Les rues s'étaient vidées, mais il restait toujours quelqu'un pour faire le malin.

Je clignais des yeux. La femme était toujours là, dans la lumière de mes phares, debout, face à la nuit.

 Je me rangeais sur le bas-côté et sortis.

-          Madame ?

C'était une vieille femme. Elle portait un long manteau vert kaki, qui laissait dépasser une jupe jaune et des bottes en caoutchouc. Elle tenait à hauteur de visage, dans sa main droite, une lampe tempête et semblait regarder quelque chose au loin.

-          Madame ?

Elle se tourna lentement vers moi. Ses yeux étaient clairs, son visage ridé inquiet.

-          Qu'est-ce que vous faîtes, Madame ?

Elle sembla hésiter.

-        Je…Je prenais l'air, bredouilla-t-elle, en tentant un sourire sur lequel se projetaient de grandes ombres.

-          En pleine nuit ?

-         Je n'arrivais pas à dormir. J'ai une attestation, vous savez.

Elle fouilla dans ses poches avec sa seule main de libre, en sortit un papier plié en six qu'elle brandit devant moi.

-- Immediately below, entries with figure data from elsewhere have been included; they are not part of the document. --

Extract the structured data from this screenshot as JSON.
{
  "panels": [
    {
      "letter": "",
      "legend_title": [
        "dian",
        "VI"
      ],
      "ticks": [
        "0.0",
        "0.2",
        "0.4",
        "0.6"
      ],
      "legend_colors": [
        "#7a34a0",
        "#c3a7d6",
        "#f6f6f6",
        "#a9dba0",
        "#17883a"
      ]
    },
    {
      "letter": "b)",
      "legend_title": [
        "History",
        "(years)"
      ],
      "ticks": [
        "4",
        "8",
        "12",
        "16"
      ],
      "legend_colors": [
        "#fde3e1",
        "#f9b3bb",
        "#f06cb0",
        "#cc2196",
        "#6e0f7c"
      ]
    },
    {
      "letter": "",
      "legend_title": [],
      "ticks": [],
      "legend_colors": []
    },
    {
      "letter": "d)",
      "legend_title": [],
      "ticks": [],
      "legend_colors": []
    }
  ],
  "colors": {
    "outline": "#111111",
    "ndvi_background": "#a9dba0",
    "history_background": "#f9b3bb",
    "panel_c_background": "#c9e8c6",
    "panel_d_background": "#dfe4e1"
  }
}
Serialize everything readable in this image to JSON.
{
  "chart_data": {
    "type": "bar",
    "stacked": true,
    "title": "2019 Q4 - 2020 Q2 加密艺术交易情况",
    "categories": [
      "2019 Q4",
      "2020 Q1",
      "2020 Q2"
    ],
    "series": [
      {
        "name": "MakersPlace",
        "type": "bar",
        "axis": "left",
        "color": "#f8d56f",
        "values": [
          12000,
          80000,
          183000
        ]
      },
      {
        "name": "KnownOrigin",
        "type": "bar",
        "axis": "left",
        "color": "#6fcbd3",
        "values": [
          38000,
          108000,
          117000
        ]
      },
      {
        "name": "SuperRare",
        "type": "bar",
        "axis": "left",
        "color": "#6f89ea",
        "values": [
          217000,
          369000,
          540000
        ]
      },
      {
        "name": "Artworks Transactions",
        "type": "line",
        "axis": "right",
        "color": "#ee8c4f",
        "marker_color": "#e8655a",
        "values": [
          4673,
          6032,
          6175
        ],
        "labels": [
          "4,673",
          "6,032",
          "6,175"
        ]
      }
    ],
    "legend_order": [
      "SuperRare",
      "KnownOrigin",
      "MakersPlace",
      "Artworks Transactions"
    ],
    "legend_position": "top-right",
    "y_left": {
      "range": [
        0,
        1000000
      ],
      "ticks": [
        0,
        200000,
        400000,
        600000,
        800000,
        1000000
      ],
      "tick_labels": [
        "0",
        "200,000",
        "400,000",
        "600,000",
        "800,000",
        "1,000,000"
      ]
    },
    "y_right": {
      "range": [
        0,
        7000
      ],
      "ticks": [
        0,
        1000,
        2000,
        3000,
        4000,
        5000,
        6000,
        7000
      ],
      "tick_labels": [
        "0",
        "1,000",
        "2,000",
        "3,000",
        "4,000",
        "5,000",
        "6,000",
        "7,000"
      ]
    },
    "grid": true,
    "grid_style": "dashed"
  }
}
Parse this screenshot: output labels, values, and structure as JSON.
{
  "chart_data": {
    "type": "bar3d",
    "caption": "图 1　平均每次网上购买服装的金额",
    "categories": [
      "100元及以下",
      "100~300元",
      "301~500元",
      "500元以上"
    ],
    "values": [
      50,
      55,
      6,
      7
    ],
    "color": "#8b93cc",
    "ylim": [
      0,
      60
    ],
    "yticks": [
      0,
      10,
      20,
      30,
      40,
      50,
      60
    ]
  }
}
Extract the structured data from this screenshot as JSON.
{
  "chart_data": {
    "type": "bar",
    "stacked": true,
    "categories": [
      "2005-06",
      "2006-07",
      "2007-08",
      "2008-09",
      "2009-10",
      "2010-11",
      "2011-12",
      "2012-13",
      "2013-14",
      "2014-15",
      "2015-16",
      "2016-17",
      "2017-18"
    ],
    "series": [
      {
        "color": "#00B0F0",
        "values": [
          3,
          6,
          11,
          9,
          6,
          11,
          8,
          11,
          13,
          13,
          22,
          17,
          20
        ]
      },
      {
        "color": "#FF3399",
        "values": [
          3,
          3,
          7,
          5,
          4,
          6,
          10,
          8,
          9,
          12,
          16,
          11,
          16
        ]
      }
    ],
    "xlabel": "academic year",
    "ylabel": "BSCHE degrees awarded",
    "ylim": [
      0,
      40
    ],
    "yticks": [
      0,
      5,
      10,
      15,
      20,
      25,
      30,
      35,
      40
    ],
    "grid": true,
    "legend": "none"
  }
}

-          Vous savez quelle heure il est, Madame ? je la grondai, en prenant ma voix grave. Il faut rentrer, maintenant.

Elle eut une grimace.

-          Je ne peux pas, souffla-t-elle.

-          Pardon ?

-          Je ne peux pas.

Je restais un moment interdite.

-     Comment ça, vous ne pouvez pas ? Vous avez perdu quelqu'un ?

-          Non, non…

-          Mais qu'est-ce que vous faîtes alors, bon sang ?

Elle me fixa quelques secondes. La lumière de la lampe tempête scintillait dans ses grands yeux noirs.

-          Je surveille.

-          Mais vous surveillez quoi ? Il fait nuit !

-          Justement.

Une petite brise lui balaya les cheveux.

-          C'est le moment qu'ils préfèrent, elle ajouta à voix basse.

-          Ils ?

Elle affichait un air grave à présent.

-       Tout le monde les a oubliés, Madame l'agent. Mais pas moi. Non, pas moi.

Elle jeta un long regard circulaire à l'obscurité. Puis, me fixa à nouveau.

-      De qui vous parlez ? je l'interrogeai, en fronçant les sourcils.

-          Mais d'eux ! elle s'exclama. Ils sont toujours là, Madame l'agent. Je le sais – elle se tapa le bout du nez – et je le sens.

-         Mais de quoi… Qu'est-ce que vous êtes en train de me raconter ?! je m'impatientai.

Elle me jeta un regard étrange, comme amusé.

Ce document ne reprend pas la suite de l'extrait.